Ce qu’on retient d’abord de cette pro­duc­tion du Châtelet, mise en scène par Lee Blake­ley (comme les précé­dents Sond­heim), c’est la beauté de ses décors (signés Alex Eales). Avec ses arbres qui s’élan­cent, ses lumières qui fil­trent à tra­vers les feuil­lages, cet Into the Woods nous plonge réelle­ment dans les bois, avec un traite­ment qua­si ciné­matographique. Visuelle­ment, c’est une vraie réussite.
La dis­tri­b­u­tion n’est pas en reste, avec un cast d’habitués, pour la plu­part vus dans les précé­dentes pro­duc­tions du Châtelet. Kimy McLaren (Cen­drillon), Francesca Jack­son (le Petit Chap­er­on Rouge) ou encore Pas­cal Char­bon­neau (Jack) con­juguent humour et sincérité.

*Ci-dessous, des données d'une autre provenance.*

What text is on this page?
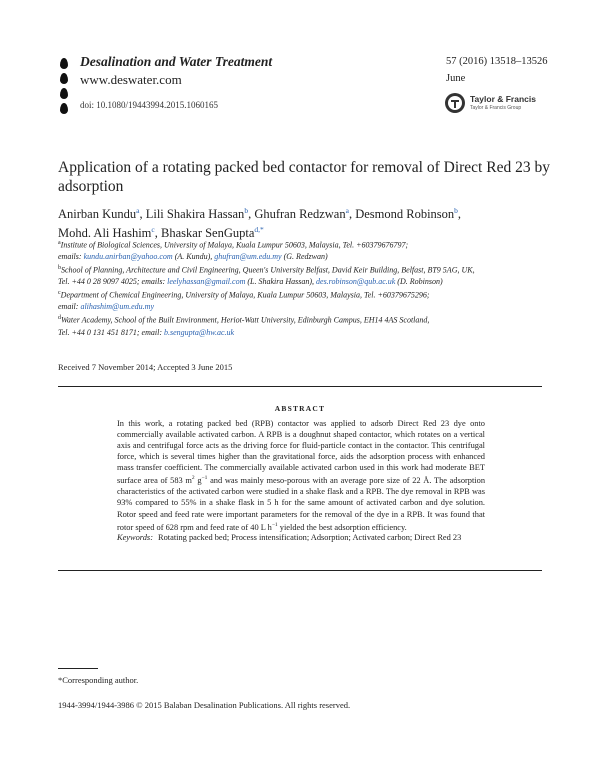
Desalination and Water Treatment
www.deswater.com
doi: 10.1080/19443994.2015.1060165
57 (2016) 13518–13526
June
Taylor & Francis
Taylor & Francis Group
Application of a rotating packed bed contactor for removal of Direct Red 23 by adsorption
Anirban Kundu$^a$, Lili Shakira Hassan$^b$, Ghufran Redzwan$^a$, Desmond Robinson$^b$,
Mohd. Ali Hashim$^c$, Bhaskar SenGupta$^{d,*}$

$^a$Institute of Biological Sciences, University of Malaya, Kuala Lumpur 50603, Malaysia, Tel. +60379676797;
emails: kundu.anirban@yahoo.com (A. Kundu), ghufran@um.edu.my (G. Redzwan)

$^b$School of Planning, Architecture and Civil Engineering, Queen's University Belfast, David Keir Building, Belfast, BT9 5AG, UK,
Tel. +44 0 28 9097 4025; emails: leelyhassan@gmail.com (L. Shakira Hassan), des.robinson@qub.ac.uk (D. Robinson)

$^c$Department of Chemical Engineering, University of Malaya, Kuala Lumpur 50603, Malaysia, Tel. +60379675296;
email: alihashim@um.edu.my

$^d$Water Academy, School of the Built Environment, Heriot-Watt University, Edinburgh Campus, EH14 4AS Scotland,
Tel. +44 0 131 451 8171; email: b.sengupta@hw.ac.uk

Received 7 November 2014; Accepted 3 June 2015
ABSTRACT
In this work, a rotating packed bed (RPB) contactor was applied to adsorb Direct Red 23 dye onto commercially available activated carbon. A RPB is a doughnut shaped contactor, which rotates on a vertical axis and centrifugal force acts as the driving force for fluid-particle contact in the contactor. This centrifugal force, which is several times higher than the gravitational force, aids the adsorption process with enhanced mass transfer coefficient. The commercially available activated carbon used in this work had moderate BET surface area of 583 $m^2$ $g^{-1}$ and was mainly meso-porous with an average pore size of 22 Å. The adsorption characteristics of the activated carbon were studied in a shake flask and a RPB. The dye removal in RPB was 93% compared to 55% in a shake flask in 5 h for the same amount of activated carbon and dye solution. Rotor speed and feed rate were important parameters for the removal of the dye in a RPB. It was found that rotor speed of 628 rpm and feed rate of 40 L $h^{-1}$ yielded the best adsorption efficiency.
Keywords: Rotating packed bed; Process intensification; Adsorption; Activated carbon; Direct Red 23
*Corresponding author.
1944-3994/1944-3986 © 2015 Balaban Desalination Publications. All rights reserved.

Bev­er­ley Klein (la Sor­cière) révèle une nature comique cer­taine, tan­dis que David Cur­ry et Dami­an Thuntrey (les deux Princes) savent user de leur charme et de leur bagou. Enfin le cou­ple cen­tral fonc­tionne bien, Nicholas Gar­rett étant par­ti­c­ulière­ment con­va­in­cant en Boulanger tirail­lé entre son objec­tif et les moyens (pas tou­jours hon­nêtes) d’y parvenir.
Enfin, la direc­tion musi­cale de David Charles Abell est comme tou­jours impeccable.

Le spec­ta­teur se laisse donc guider dans ces bois, sym­bol­es de l’in­con­scient où cha­cun pour­suit sa quête de façon sou­vent indi­vidu­elle et égoïste avant de se ren­dre compte que « No one is alone » et qu’à plusieurs, on est plus forts. Ce cru 2014 est donc une pro­duc­tion de belle fac­ture, impres­sion­nante et sophis­tiquée, même si on aurait peut-être souhaité par­fois un peu plus quelques aspérités. Mais ne boudons pas le plaisir de savour­er ce bijou de Sond­heim et espérons que la prochaine sai­son du Châtelet nous réservera encore de belles surprises.